Sono feriti ma non sono in pericolo di vita i quattro osservatori Onu della missione di supervisione della tregua Untso coinvolti ieri in un'esplosione durante un pattugliamento a piedi lungo la Blue Line, nei pressi di Rmeish, in territorio libanese ma vicino al confine con Israele.
Si tratta di un australiano, uno svizzero, un norvegese e un cileno, che stavano girando con un cittadino libanese che fungeva da interprete. I feriti sono stati trasportati in in ospedale e, secondo i medici libanesi che li hanno curati, non sono in pericolo di vita, anche se hanno riportato «ferite gravi».
Fin da subito l'agenzia di stampa libanese Nna ha attribuito l'attacco a un drone israeliano ma le Forze di difesa israeliane (Idf) hanno smentito che questa ricostruzione. «Al contrario di quanto riportato, stamane le Idf non hanno attaccato un veicolo dell'Unifil nell'area di Rmeish», si legge in una nota di Gerusalemme.

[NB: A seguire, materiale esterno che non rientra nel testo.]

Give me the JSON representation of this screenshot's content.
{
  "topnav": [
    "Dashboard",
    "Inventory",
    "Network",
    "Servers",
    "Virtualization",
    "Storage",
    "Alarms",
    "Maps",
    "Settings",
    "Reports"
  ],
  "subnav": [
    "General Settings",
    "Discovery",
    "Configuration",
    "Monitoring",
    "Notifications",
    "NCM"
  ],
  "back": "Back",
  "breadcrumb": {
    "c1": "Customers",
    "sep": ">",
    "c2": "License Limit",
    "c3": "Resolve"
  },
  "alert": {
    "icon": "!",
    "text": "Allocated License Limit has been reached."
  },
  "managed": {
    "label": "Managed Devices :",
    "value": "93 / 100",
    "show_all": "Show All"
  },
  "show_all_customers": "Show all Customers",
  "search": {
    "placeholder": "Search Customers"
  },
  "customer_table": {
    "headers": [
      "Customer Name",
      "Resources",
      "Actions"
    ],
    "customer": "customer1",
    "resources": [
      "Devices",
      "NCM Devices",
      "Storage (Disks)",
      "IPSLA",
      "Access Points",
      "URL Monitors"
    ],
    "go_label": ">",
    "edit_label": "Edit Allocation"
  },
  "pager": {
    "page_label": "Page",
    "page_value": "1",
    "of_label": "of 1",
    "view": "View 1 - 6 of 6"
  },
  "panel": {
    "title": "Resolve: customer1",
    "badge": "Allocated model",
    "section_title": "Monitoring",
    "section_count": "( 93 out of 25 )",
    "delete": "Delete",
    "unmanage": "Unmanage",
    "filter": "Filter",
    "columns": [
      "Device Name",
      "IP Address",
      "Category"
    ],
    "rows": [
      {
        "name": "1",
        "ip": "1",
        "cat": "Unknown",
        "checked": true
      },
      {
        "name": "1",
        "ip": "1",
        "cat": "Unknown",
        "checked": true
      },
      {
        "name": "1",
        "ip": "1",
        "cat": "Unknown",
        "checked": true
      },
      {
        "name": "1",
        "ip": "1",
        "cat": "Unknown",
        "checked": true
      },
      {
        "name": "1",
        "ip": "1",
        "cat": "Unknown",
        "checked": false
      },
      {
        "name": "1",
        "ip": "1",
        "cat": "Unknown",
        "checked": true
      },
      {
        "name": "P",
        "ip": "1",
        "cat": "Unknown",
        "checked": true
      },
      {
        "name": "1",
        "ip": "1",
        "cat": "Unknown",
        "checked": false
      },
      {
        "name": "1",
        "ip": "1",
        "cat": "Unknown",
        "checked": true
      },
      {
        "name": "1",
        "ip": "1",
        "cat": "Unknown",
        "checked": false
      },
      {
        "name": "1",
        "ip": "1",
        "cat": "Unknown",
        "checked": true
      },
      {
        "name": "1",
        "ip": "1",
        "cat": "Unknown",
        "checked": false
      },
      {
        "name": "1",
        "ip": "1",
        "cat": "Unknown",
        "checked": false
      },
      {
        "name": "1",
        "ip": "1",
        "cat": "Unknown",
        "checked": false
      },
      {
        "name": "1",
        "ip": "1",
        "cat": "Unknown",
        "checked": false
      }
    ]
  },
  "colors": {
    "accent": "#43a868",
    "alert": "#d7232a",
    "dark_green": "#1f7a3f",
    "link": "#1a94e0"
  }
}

«Prendere di mira i peacekeeper - fa notare Andrea Tenenti, portavoce di Unifil, la Forza di interposizione in Libano a guida italiana, per la quale Untso svolge mansioni di supporto - è inaccettabile. Tutti gli attori hanno la responsabilità, sulla base del diritto umanitario internazionale, di evitare di prendere di mira non combattenti, tra cui peacekeeper, giornalisti, personale medico e civili».
Solidarietà ai Caschi Blu feriti arriva dal primo ministro libanese, Najib Mikati, che ha chiamato il capo dell'Unifil, lo spagnolo Aroldo Lazaro, per esprimere vicinanza e per condannare l'attentato. Lo riferisce il quotidiano libanese an-Nahar.

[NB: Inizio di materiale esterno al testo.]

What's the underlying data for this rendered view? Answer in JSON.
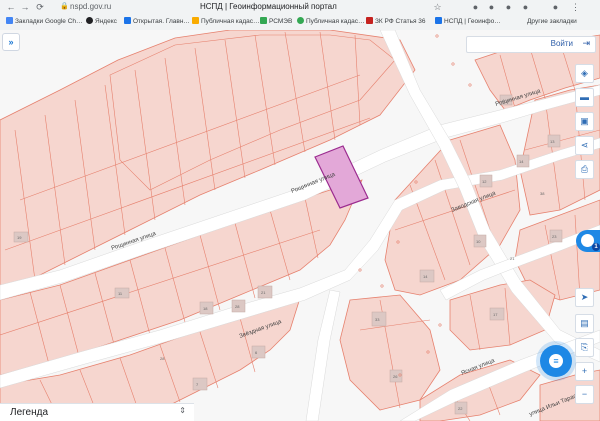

Nel frattempo nella Striscia di Gaza l'esercito israeliano prosegue l'operazione militare nell'ospedale al-Shifa di Gaza City, dove la Forze di difesa israeliane (Idf) assicurano di aver ucciso «altri combattenti» di Hamas e sequestrato armi. Inoltre nella notte Israele ha condotto diversi raid aerei sulla zona centrale di Gaza e Khan Yunis. E a Gaza si muore non solo per le bombe e i proiettili, ma anche cercando di sfamarsi. Cinque persone sono morte e decine sono rimaste ferite nella calca durante la consegna di aiuti nella rotonda Kuwait a Gaza City. Secondo la Mezzaluna rossa palestinese il caos sarebbe scoppiato all'alba: migliaia di persone si erano radunate per l'arrivo di 15 camion carichi di derrate alimentari. I decessi sono stati provocati dalla calca ma in almeno tre casi anche dai proiettili sparati dai militari che dovevano gestire la situazione. Secondo l'Integrated food security phase classification il Nord della Striscia rischia una carestia imminente (ipotesi smentita da Israele, secondo cui l'Ipc «dipende dalle informazioni di Hamas»), mentre Mohamed Nossair, capo delle operazioni della Mezzaluna Rossa egiziana accusa Israele di bloccare l'ingresso di molto materiale fondamentale nella Striscia. «Ogni giorno gli israeliani bloccano tra i 20 e i 25 camion - dice Nossair -. Gli aiuti che arrivano in casse di legno vengono rifiutati senza neanche un controllo, come anche vengono rifiutati i pacchi che non corrispondono alle misure precise imposte dal governo israeliano».
Secondo il direttore generale dell'Oms Tedros Adhanom Ghebreyesus Israele dovrebbe urgentemente consentire a circa 9mila palestinesi malati che non possono essere curati nelle strutture sanitarie praticamente al collasso di lasciare la Striscia.